2. “Batdance,” Prince. Warner Bros. Records, 1989.
The idea to have Prince do all of the original music for a blockbuster like Batman is borderline insane even though it’s been over 25 years and we have the knowledge of how well his soundtrack matched up with the film’s style and tone. “Batdance,” despite its ridiculous nature of its sheer concept, is actually a masterfully crafted tune which, in many ways, could be construed as a sign as to what we could later expect from sampling in the current dance music community. Largely constructed from samples on top of percussive dance beats, “Batdance” is a marvel of a track and one which continues to be overlooked in favor of many of his other hits.
3. “I Wanna Be Your Lover,” Prince. Warner Bros. Records, 1979.
The first real indication that Prince was set to be a legend was this track in 1979 off his self-titled debut. “I Wanna Be Your Lover,” a single about the irresistible urge to bring someone to sexual ecstasy and need to be with them, is so ingrained in the social consciousness that it’s immediately recognizable guitar hook and vocal arrangement still pulsates dance floors to this day almost 40 years later.
4. “Fallinlove2nite,” Prince ft. Zooey Deschanel. NPG Records, 2015.

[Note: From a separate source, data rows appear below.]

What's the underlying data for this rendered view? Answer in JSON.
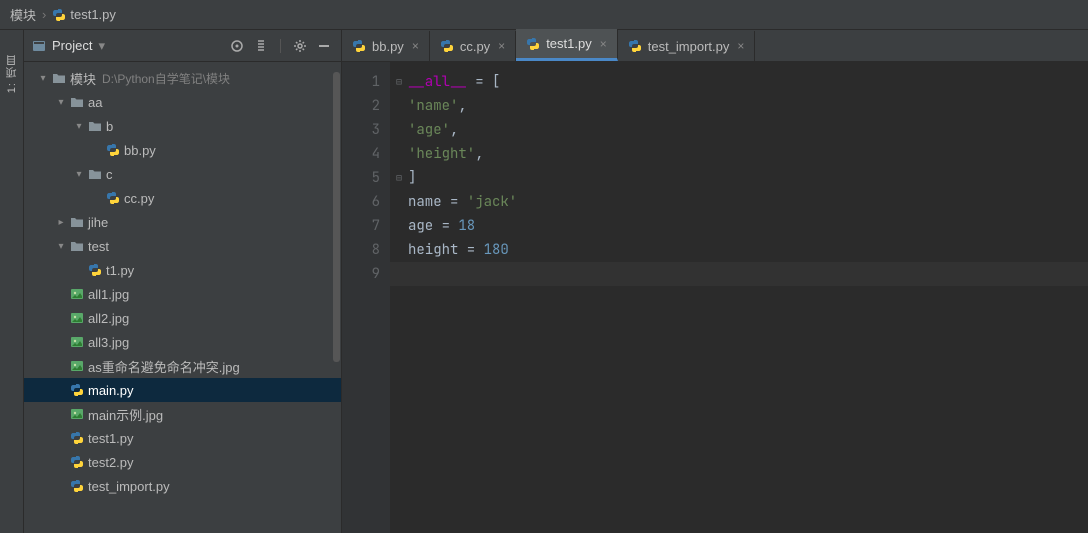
{
  "breadcrumbs": [
    {
      "label": "模块"
    },
    {
      "label": "test1.py",
      "icon": "py"
    }
  ],
  "leftbar": {
    "label": "1: 项目"
  },
  "sidebar": {
    "header": {
      "title": "Project"
    },
    "tree": [
      {
        "depth": 0,
        "expand": "down",
        "icon": "folder",
        "label": "模块",
        "note": "D:\\Python自学笔记\\模块"
      },
      {
        "depth": 1,
        "expand": "down",
        "icon": "folder",
        "label": "aa"
      },
      {
        "depth": 2,
        "expand": "down",
        "icon": "folder",
        "label": "b"
      },
      {
        "depth": 3,
        "expand": "",
        "icon": "py",
        "label": "bb.py"
      },
      {
        "depth": 2,
        "expand": "down",
        "icon": "folder",
        "label": "c"
      },
      {
        "depth": 3,
        "expand": "",
        "icon": "py",
        "label": "cc.py"
      },
      {
        "depth": 1,
        "expand": "right",
        "icon": "folder",
        "label": "jihe"
      },
      {
        "depth": 1,
        "expand": "down",
        "icon": "folder",
        "label": "test"
      },
      {
        "depth": 2,
        "expand": "",
        "icon": "py",
        "label": "t1.py"
      },
      {
        "depth": 1,
        "expand": "",
        "icon": "img",
        "label": "all1.jpg"
      },
      {
        "depth": 1,
        "expand": "",
        "icon": "img",
        "label": "all2.jpg"
      },
      {
        "depth": 1,
        "expand": "",
        "icon": "img",
        "label": "all3.jpg"
      },
      {
        "depth": 1,
        "expand": "",
        "icon": "img",
        "label": "as重命名避免命名冲突.jpg"
      },
      {
        "depth": 1,
        "expand": "",
        "icon": "py",
        "label": "main.py",
        "selected": true
      },
      {
        "depth": 1,
        "expand": "",
        "icon": "img",
        "label": "main示例.jpg"
      },
      {
        "depth": 1,
        "expand": "",
        "icon": "py",
        "label": "test1.py"
      },
      {
        "depth": 1,
        "expand": "",
        "icon": "py",
        "label": "test2.py"
      },
      {
        "depth": 1,
        "expand": "",
        "icon": "py",
        "label": "test_import.py"
      }
    ]
  },
  "tabs": [
    {
      "label": "bb.py",
      "icon": "py",
      "active": false
    },
    {
      "label": "cc.py",
      "icon": "py",
      "active": false
    },
    {
      "label": "test1.py",
      "icon": "py",
      "active": true
    },
    {
      "label": "test_import.py",
      "icon": "py",
      "active": false
    }
  ],
  "editor": {
    "caret_line": 9,
    "lines": [
      {
        "n": 1,
        "fold": "open",
        "tokens": [
          [
            "dun",
            "__all__"
          ],
          [
            "op",
            " = ["
          ]
        ]
      },
      {
        "n": 2,
        "tokens": [
          [
            "op",
            "    "
          ],
          [
            "str",
            "'name'"
          ],
          [
            "op",
            ","
          ]
        ]
      },
      {
        "n": 3,
        "tokens": [
          [
            "op",
            "    "
          ],
          [
            "str",
            "'age'"
          ],
          [
            "op",
            ","
          ]
        ]
      },
      {
        "n": 4,
        "tokens": [
          [
            "op",
            "    "
          ],
          [
            "str",
            "'height'"
          ],
          [
            "op",
            ","
          ]
        ]
      },
      {
        "n": 5,
        "fold": "close",
        "tokens": [
          [
            "op",
            "]"
          ]
        ]
      },
      {
        "n": 6,
        "tokens": [
          [
            "id",
            "name"
          ],
          [
            "op",
            " = "
          ],
          [
            "str",
            "'jack'"
          ]
        ]
      },
      {
        "n": 7,
        "tokens": [
          [
            "id",
            "age"
          ],
          [
            "op",
            " = "
          ],
          [
            "num",
            "18"
          ]
        ]
      },
      {
        "n": 8,
        "tokens": [
          [
            "id",
            "height"
          ],
          [
            "op",
            " = "
          ],
          [
            "num",
            "180"
          ]
        ]
      },
      {
        "n": 9,
        "tokens": []
      }
    ]
  },
  "colors": {
    "accent": "#4a88c7",
    "selection": "#0d293e",
    "bg": "#2b2b2b",
    "panel": "#3c3f41"
  }
}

Despite it’s mixed criticism, Prince’s HitNRun album gave us a peek as to what he could possibly have up his sleeve as far as a more modern Prince. And while the reviews had this album, and this specific song, on a very varied plane, one thing seemed to be common between them all: Prince will always be modern. His adoption of current genre fare was seamless showcasing his ability to weave in and out of different styles and that expertise is on full display in the super poppy, but crazily catchy, “Fallinlove2nite.”
5. “Let’s Go Crazy,” Prince and the Revolution. Warner Bros. Records, 1984.
The “Dearly Beloved” interlude is dearly beloved. Sampled relentlessly since its release, “Let’s Go Crazy” is Prince’s insane footprint in rock and roll, partying all night, and asking us to lose control of everything: bodies, minds, souls. And out at a time when Prince was truly in his prime, as this song was from Purple Rain, it marks a shining moment in is career when options were truly limitless and societal constructs were firmly his bitch.